Jeff studied that mired truck with no less skill and experience (and intensity) than Minnesota Fats reading the pool table for a three-rail corner pocket, game winning shot. The air nearly crackled with the processing going on in his mind. He read the situation, considered it, re-read, re-thought it, and soon had the solution- a small push forward for the trailer.
This monster tow truck was as complex as it was large, and clearly Jeff could play it as masterfully as a prodigy could play a Steinway. The rear boom was deployed and with gentle manipulation of a panel of levers, the boom effortlessly pushed the CCX trailer forward and out of the hole. Then Jeff pulled out a large wooden block from one of the multitudinous storage compartments and wedged it into the hole.
Now, reader, study this picture of Jeff at the control panel. It is barely evident- but can you see the black box sitting on top of the panel area? That is a remote control, like those used by those flying remote control model airplanes - except it can control each and every function of the tow boom. Now Jeff took the remote in hand and with the boom now chained to the trailer, walked around in front of the CCX cab. Why use a remote? Because from where he could see the hole and the tractor, he could not see his tow truck. Using the remote, he manipulated the boom, shortening it by several feet, which pulled the wheels of the tractor and trailer backwards past the holes. Viola, extrication.

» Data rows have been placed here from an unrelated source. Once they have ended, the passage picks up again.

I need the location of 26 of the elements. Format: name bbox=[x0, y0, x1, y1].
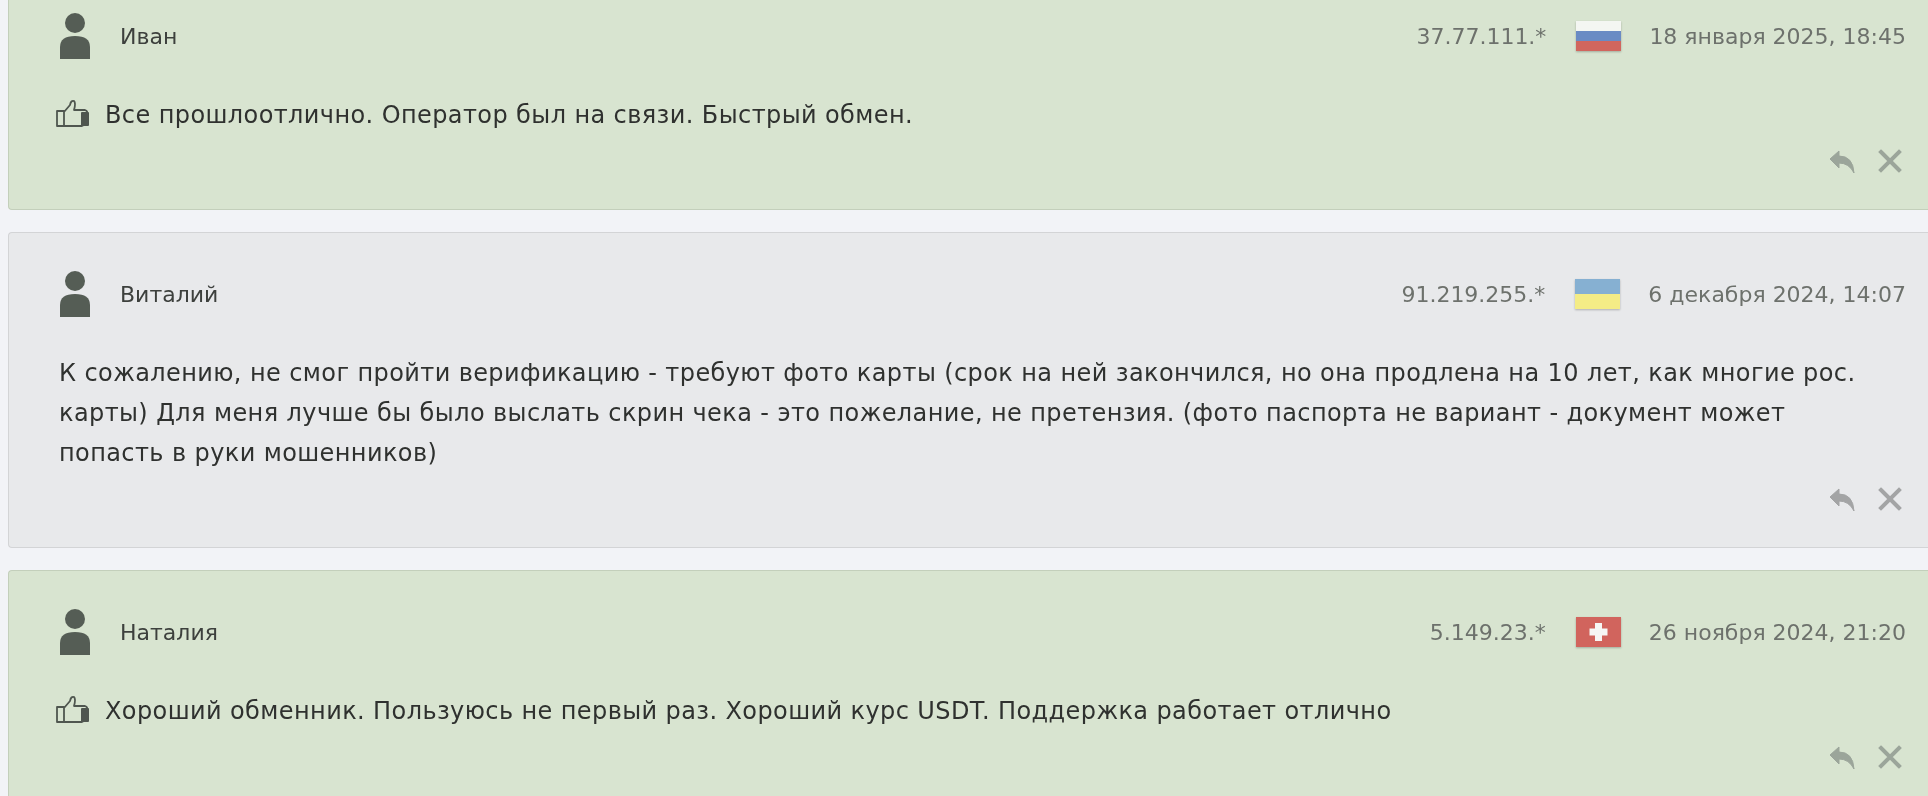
close-icon[interactable] bbox=[1878, 745, 1902, 769]
ip-address: 37.77.111.* bbox=[1416, 23, 1547, 49]
review-text: Все прошлоотлично. Оператор был на связи. Быстрый обмен. bbox=[105, 100, 914, 131]
author-name: Наталия bbox=[120, 619, 218, 645]
thumbs-up-icon bbox=[55, 99, 91, 127]
flag-icon bbox=[1575, 279, 1621, 309]
flag-icon bbox=[1576, 21, 1622, 51]
review-date: 26 ноября 2024, 21:20 bbox=[1648, 619, 1906, 645]
reply-icon[interactable] bbox=[1828, 487, 1856, 513]
review-text: Хороший обменник. Пользуюсь не первый раз. Хороший курс USDT. Поддержка работает отлично bbox=[105, 696, 1392, 727]
close-icon[interactable] bbox=[1878, 149, 1902, 173]
review-date: 18 января 2025, 18:45 bbox=[1649, 23, 1906, 49]
review-date: 6 декабря 2024, 14:07 bbox=[1648, 281, 1906, 307]
reply-icon[interactable] bbox=[1828, 149, 1856, 175]
close-icon[interactable] bbox=[1878, 487, 1902, 511]
review-text: К сожалению, не смог пройти верификацию - требуют фото карты (срок на ней закончился, но она продлена на 10 лет, как многие рос. карты) Для меня лучше бы было выслать скрин чека - это пожелание, не претензия. (фото паспорта не вариант - документ может попасть в руки мошенников) bbox=[59, 358, 1857, 469]
ip-address: 91.219.255.* bbox=[1401, 281, 1546, 307]
ip-address: 5.149.23.* bbox=[1429, 619, 1546, 645]
user-icon bbox=[58, 271, 92, 317]
thumbs-up-icon bbox=[55, 695, 91, 723]
author-name: Иван bbox=[120, 23, 178, 49]
user-icon bbox=[58, 609, 92, 655]
reply-icon[interactable] bbox=[1828, 745, 1856, 771]
flag-icon bbox=[1575, 617, 1621, 647]
author-name: Виталий bbox=[120, 281, 219, 307]
user-icon bbox=[58, 13, 92, 59]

All was not finished yet- Carl had to back the tractor/trailer up and execute a difficult maneuver - a controlled jack-knife - to head it down the driveway. It was a tough set up - the trees, the soft ground and a retaining wall left him no room for mistakes. After a trial run, he put the CCX truck into reverse and precisely completed the move. If this had been an ice skater performing a triple reverse axle in the Olympics, he would have received a 9.9 from the judges. Maybe one judge would even have awarded a perfect 10.
With that, the two trucks rolled into the fading light. It was now after 5:00, the library was closed, maybe I could still make a grocery run, but first, since I never had the opportunity to eat lunch, a stop at EL CHARRO was needed. And then come home and write this tale while the details were still fresh in my mind.
Carl, my sincere apologies for causing you to get hung up in the drive and waste nearly four hours. I owe you one. A BIG one.
And Jeff and Russell, since this was a money maker for them, I don't owe 'em a thing - but hope to see them again over a luncheon special at the Blue Ridge Cafe some day. Russell's last name is STOUT, and the that's a family name on my mom's side. And you know what? Russell's people are from eastern Kentucky. We need to figure out if we're twelfth cousins!